Hariu: I particularly like the FS7 II’s electronic variable ND filter which enables you to steplessly change the brightness while keeping the aperture value fixed. When shooting documentaries, it can be quite difficult using filters and a matte box, so I was very grateful to avoid this with FS7 II.
Koshino: During this project, we didn’t have much time to set up the camera due to the environment. There were many instances where we had to get to the next location before the sun went down or by a certain time. There also weren’t too many spots where the tripod could be set within the cave. And to top it off, most locations were too dark to see anything and one filming location was right next to a 50m cliff. Under these circumstances, I felt that a camera like the FS7 II, that is capable of filming both cinema and documentaries due to its exceptional flexibility, is the best choice.
Strengths of XAVC
Koshino: A key benefit of XAVC was how it enabled us to film for long periods of time while maintaining quality. Another advantage is that clear filming is possible even in dark and low sensitivity environments using S-Log. This helped with our documentary, of course, but we also create 8K demo content by using 4K images filmed with FS7 II resized to 8K. The difference is detectable if inspected closely, but I feel the image quality is in no way inferior to that of 8K material when used in combination. When inspecting the FS7 II material with our technical lead, we often decided that the imagery was good enough.
How to faithfully relay images as seen by the eye
Koshino: Our primary objective was to faithfully convey what we actually saw with our eyes.
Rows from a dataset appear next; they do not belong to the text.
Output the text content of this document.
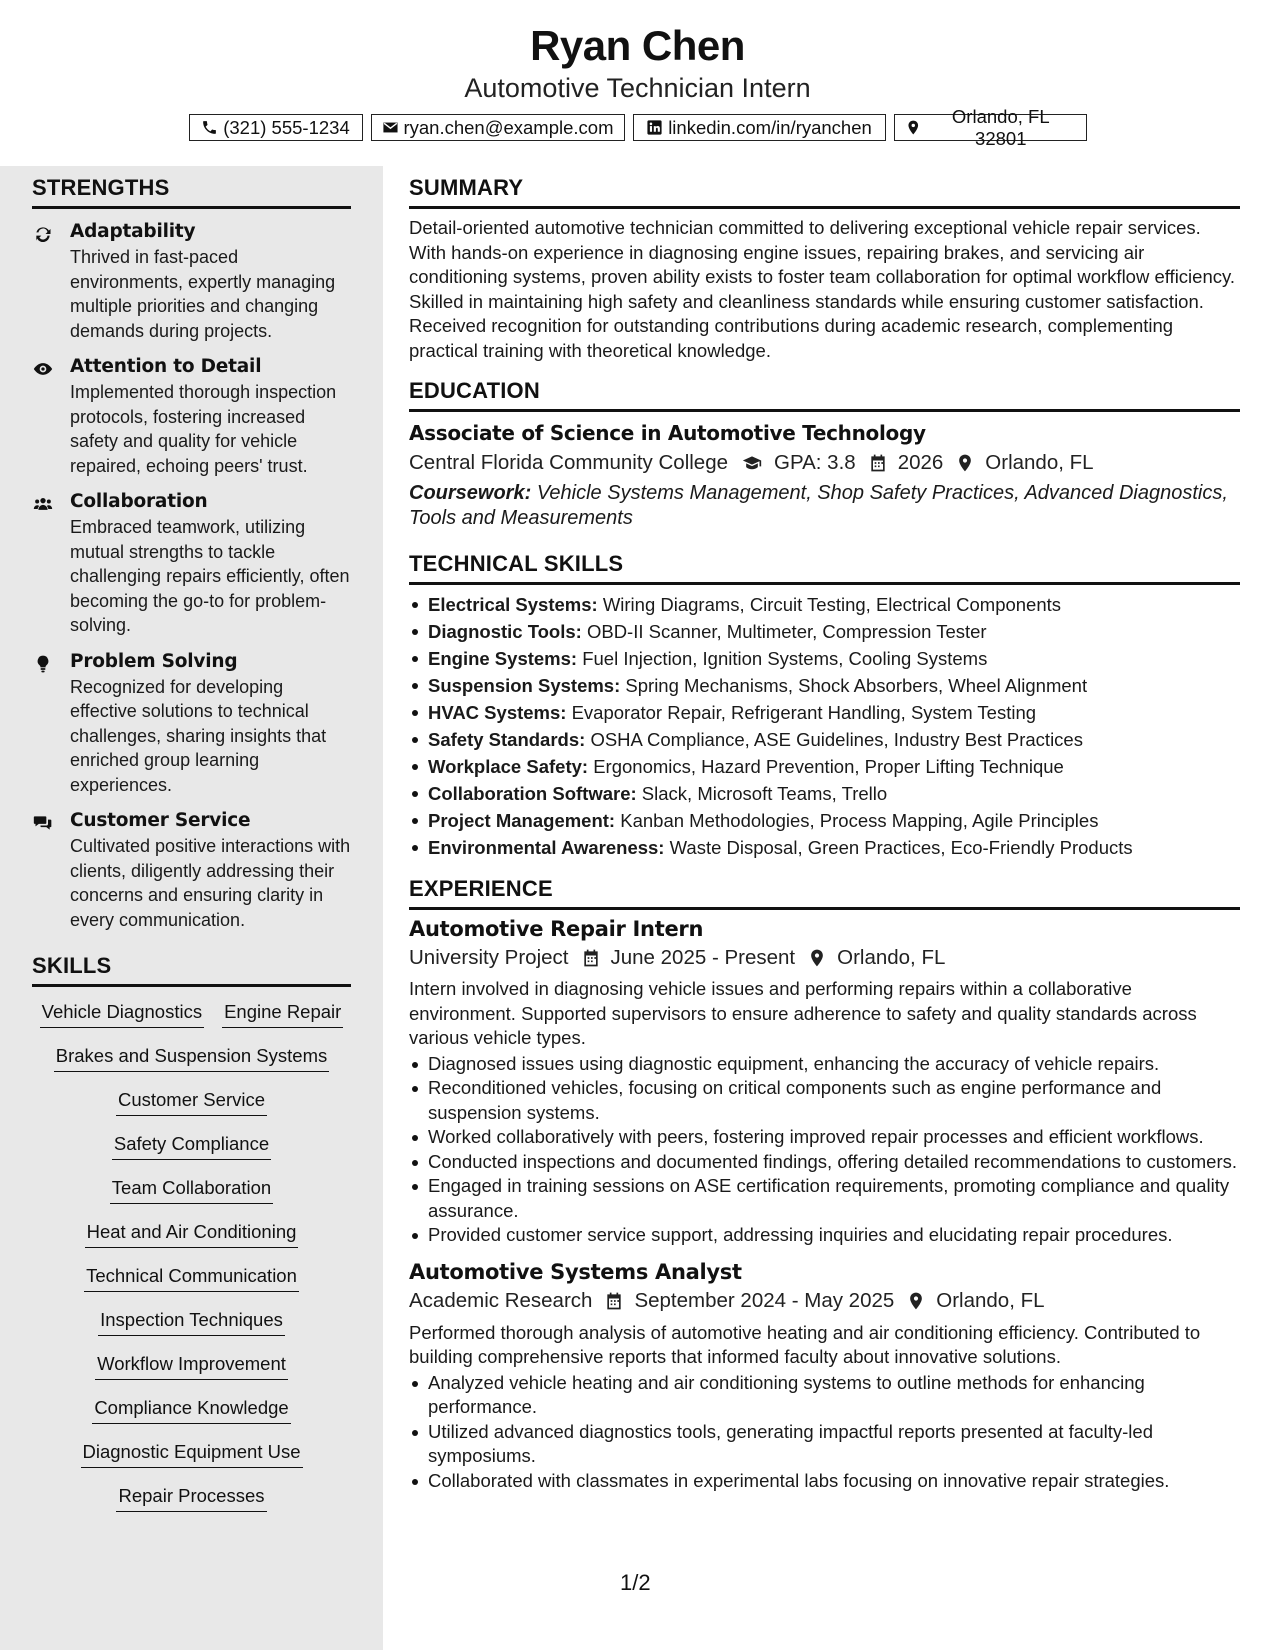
Ryan Chen
Automotive Technician Intern
(321) 555-1234	ryan.chen@example.com	linkedin.com/in/ryanchen
Orlando, FL 32801
STRENGTHS
Adaptability
Thrived in fast-paced environments, expertly managing multiple priorities and changing demands during projects.
Attention to Detail
Implemented thorough inspection protocols, fostering increased safety and quality for vehicle repaired, echoing peers' trust.
Collaboration
Embraced teamwork, utilizing mutual strengths to tackle challenging repairs efficiently, often becoming the go-to for problem-solving.
Problem Solving
Recognized for developing effective solutions to technical challenges, sharing insights that enriched group learning experiences.
Customer Service
Cultivated positive interactions with clients, diligently addressing their concerns and ensuring clarity in every communication.
SKILLS
Vehicle Diagnostics Engine Repair
Brakes and Suspension Systems
Customer Service
Safety Compliance
Team Collaboration
Heat and Air Conditioning
Technical Communication
Inspection Techniques
Workflow Improvement
Compliance Knowledge
Diagnostic Equipment Use
Repair Processes
SUMMARY
Detail-oriented automotive technician committed to delivering exceptional vehicle repair services. With hands-on experience in diagnosing engine issues, repairing brakes, and servicing air conditioning systems, proven ability exists to foster team collaboration for optimal workflow efficiency. Skilled in maintaining high safety and cleanliness standards while ensuring customer satisfaction. Received recognition for outstanding contributions during academic research, complementing practical training with theoretical knowledge.
EDUCATION
Associate of Science in Automotive Technology
Central Florida Community College GPA: 3.8 2026 Orlando, FL
Coursework: Vehicle Systems Management, Shop Safety Practices, Advanced Diagnostics, Tools and Measurements
TECHNICAL SKILLS
Electrical Systems: Wiring Diagrams, Circuit Testing, Electrical Components
Diagnostic Tools: OBD-II Scanner, Multimeter, Compression Tester
Engine Systems: Fuel Injection, Ignition Systems, Cooling Systems
Suspension Systems: Spring Mechanisms, Shock Absorbers, Wheel Alignment
HVAC Systems: Evaporator Repair, Refrigerant Handling, System Testing
Safety Standards: OSHA Compliance, ASE Guidelines, Industry Best Practices
Workplace Safety: Ergonomics, Hazard Prevention, Proper Lifting Technique
Collaboration Software: Slack, Microsoft Teams, Trello
Project Management: Kanban Methodologies, Process Mapping, Agile Principles
Environmental Awareness: Waste Disposal, Green Practices, Eco-Friendly Products
EXPERIENCE
Automotive Repair Intern
University Project June 2025 - Present Orlando, FL
Intern involved in diagnosing vehicle issues and performing repairs within a collaborative environment. Supported supervisors to ensure adherence to safety and quality standards across various vehicle types.
Diagnosed issues using diagnostic equipment, enhancing the accuracy of vehicle repairs.
Reconditioned vehicles, focusing on critical components such as engine performance and suspension systems.
Worked collaboratively with peers, fostering improved repair processes and efficient workflows.
Conducted inspections and documented findings, offering detailed recommendations to customers.
Engaged in training sessions on ASE certification requirements, promoting compliance and quality assurance.
Provided customer service support, addressing inquiries and elucidating repair procedures.
Automotive Systems Analyst
Academic Research September 2024 - May 2025 Orlando, FL
Performed thorough analysis of automotive heating and air conditioning efficiency. Contributed to building comprehensive reports that informed faculty about innovative solutions.
Analyzed vehicle heating and air conditioning systems to outline methods for enhancing performance.
Utilized advanced diagnostics tools, generating impactful reports presented at faculty-led symposiums.
Collaborated with classmates in experimental labs focusing on innovative repair strategies.
1/2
The filming location had little light so we filmed in the base sensitivity ISO2000 using S-Log3.
Hariu: When we used more than one camera, we attempted to balance the tone even if the gamut was different, but since it is impossible to completely match the colours 100%, we accepted the content as is, making adjustments to a reasonable extent on-site to get the best out of the camera we brought with us.
Koshino: We shot at 23.98P so a cinematic LUT was also considered and we experimented with making the picture more vivid, but since this is a documentary we went back to a more naturalistic look. Our objective was to faithfully reproduce the feel of the actual lights and colours we experienced in that environment. Under these circumstances, the wide dynamic range and S-Log of the FS7 II were exactly what we needed. Even if there were segments that exceeded the dynamic range of the camera, we accepted them as they actually looked that way through the naked eye. In the sense that we wanted to faithfully reproduce what we saw, there was absolutely no problem with them. I believe the highly robust FS7 II with its excellent image quality and ergonomic ease of use was the perfect camera for filming within Sơn Đoòng Cave ‘s harsh environment.